The infrastructure investments are one part of a package of targeted proposals the White House is expected to announce in hopes of jump-starting the economy ahead of the November election. Obama will outline the infrastructure proposal Monday at a Labor Day event in Milwaukee.

While the proposal calls for investments over six years, the White House said spending would be front-loaded with an initial $50 billion to help create jobs in the near future.

Funny how History rhymes when it is not repeating itself.  A “general” discussion on how the programs, edicts and Government measures did not work to pull the economy out of the Great Depression. A war was needed. Too bad we quit in Iraq and aren’t really at “war” in Afghanistan.

President Herbert Hoover started numerous programs, all of which failed to reverse the downturn.[69] In June 1930 Congress approved the Smoot-Hawley Tariff Act which raised tariffs on thousands of imported items.
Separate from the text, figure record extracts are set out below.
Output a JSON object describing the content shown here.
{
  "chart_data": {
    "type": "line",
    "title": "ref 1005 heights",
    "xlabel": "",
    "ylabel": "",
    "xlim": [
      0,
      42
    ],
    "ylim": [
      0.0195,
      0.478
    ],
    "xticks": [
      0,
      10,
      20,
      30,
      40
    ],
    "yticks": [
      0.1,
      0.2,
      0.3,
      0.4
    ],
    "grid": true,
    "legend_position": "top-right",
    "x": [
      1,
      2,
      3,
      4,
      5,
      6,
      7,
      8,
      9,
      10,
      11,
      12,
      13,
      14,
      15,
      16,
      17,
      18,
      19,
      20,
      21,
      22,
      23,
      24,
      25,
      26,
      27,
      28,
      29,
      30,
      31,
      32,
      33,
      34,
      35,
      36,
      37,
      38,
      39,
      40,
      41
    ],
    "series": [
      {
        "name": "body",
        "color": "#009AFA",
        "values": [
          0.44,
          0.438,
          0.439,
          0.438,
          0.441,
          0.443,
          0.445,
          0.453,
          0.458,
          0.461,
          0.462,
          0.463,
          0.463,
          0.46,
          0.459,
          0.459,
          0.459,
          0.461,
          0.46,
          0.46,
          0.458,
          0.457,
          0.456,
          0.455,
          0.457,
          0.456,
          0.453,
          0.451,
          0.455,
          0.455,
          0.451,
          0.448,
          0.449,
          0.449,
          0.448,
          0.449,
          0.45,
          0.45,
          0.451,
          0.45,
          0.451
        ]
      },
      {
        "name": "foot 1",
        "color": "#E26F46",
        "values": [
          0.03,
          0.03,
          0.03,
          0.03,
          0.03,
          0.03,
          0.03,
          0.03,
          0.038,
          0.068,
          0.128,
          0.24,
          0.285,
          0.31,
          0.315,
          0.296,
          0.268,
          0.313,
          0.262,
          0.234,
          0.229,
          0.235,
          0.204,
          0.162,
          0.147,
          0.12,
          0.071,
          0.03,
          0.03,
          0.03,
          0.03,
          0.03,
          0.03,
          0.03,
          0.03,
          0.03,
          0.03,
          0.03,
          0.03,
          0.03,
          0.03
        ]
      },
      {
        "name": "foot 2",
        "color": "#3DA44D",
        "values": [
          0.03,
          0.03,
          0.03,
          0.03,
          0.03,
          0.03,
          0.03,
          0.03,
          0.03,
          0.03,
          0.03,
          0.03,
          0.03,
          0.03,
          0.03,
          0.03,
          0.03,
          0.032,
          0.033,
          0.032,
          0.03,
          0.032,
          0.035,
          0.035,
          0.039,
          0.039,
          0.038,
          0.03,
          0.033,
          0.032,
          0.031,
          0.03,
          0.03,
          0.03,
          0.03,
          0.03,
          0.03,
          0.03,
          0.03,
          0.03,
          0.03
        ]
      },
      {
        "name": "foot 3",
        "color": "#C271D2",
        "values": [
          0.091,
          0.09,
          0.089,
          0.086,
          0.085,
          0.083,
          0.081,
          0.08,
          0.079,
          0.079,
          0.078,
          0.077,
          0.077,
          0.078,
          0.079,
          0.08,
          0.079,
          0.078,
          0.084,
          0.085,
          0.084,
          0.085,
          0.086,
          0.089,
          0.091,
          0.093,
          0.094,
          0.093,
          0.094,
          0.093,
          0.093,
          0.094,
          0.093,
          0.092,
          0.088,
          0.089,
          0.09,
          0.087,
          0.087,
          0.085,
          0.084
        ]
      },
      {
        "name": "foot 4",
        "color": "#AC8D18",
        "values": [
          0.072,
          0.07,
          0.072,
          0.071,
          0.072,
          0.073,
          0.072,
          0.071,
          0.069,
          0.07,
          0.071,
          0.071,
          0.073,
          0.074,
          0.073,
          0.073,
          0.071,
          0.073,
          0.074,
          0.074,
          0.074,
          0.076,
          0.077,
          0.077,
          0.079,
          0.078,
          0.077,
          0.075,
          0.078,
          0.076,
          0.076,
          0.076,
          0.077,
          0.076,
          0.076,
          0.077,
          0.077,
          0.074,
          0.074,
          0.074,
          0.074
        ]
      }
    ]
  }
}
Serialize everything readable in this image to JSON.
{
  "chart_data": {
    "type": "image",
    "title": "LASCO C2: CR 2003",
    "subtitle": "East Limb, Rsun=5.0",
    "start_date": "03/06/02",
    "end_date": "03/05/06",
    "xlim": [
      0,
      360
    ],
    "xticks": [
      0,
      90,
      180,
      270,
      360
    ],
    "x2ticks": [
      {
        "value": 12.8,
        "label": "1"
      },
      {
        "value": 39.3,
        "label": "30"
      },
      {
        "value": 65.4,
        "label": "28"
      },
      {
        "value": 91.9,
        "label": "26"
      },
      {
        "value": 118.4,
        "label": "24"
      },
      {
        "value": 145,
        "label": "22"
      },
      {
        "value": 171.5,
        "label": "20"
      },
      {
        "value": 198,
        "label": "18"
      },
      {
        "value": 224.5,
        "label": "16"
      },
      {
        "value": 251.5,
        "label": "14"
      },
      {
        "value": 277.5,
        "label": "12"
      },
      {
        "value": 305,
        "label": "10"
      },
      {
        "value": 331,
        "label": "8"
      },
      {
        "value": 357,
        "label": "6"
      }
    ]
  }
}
The intent of the Act was to encourage the purchase of American-made products by increasing the cost of imported goods, while raising revenue for the federal government and protecting farmers. However, other nations increased tariffs on American-made goods in retaliation, reducing international trade, and worsening the Depression.[70] In 1931 Hoover urged the major banks in the country to form a consortium known as the National Credit Corporation (NCC).[71] By 1932, unemployment had reached 23.6%, and it peaked in early 1933 at 25%,[72] a drought persisted in the agricultural heartland, businesses and families defaulted on record numbers of loans,[73] and more than 5,000 banks had failed.[74] Hundreds of thousands of Americans found themselves homeless and they began congregating in the numerous Hoovervilles that had begun to appear across the country.[75] In response, President Hoover and Congress approved the Federal Home Loan Bank Act, to spur new home construction, and reduce foreclosures. The final attempt of the Hoover Administration to stimulate the economy was the passage of the Emergency Relief and Construction Act (ERA) which included funds for public works programs such as dams and the creation of the Reconstruction Finance Corporation (RFC) in 1932. The RFC’s initial goal was to provide government-secured loans to financial institutions, railroads and farmers. Quarter by quarter the economy went downhill, as prices, profits and employment fell, leading to the political realignment in 1932 that brought to power Franklin Delano Roosevelt.

Of course now that all the “make work” projects are degrading – why not fix them? Worked for Rome.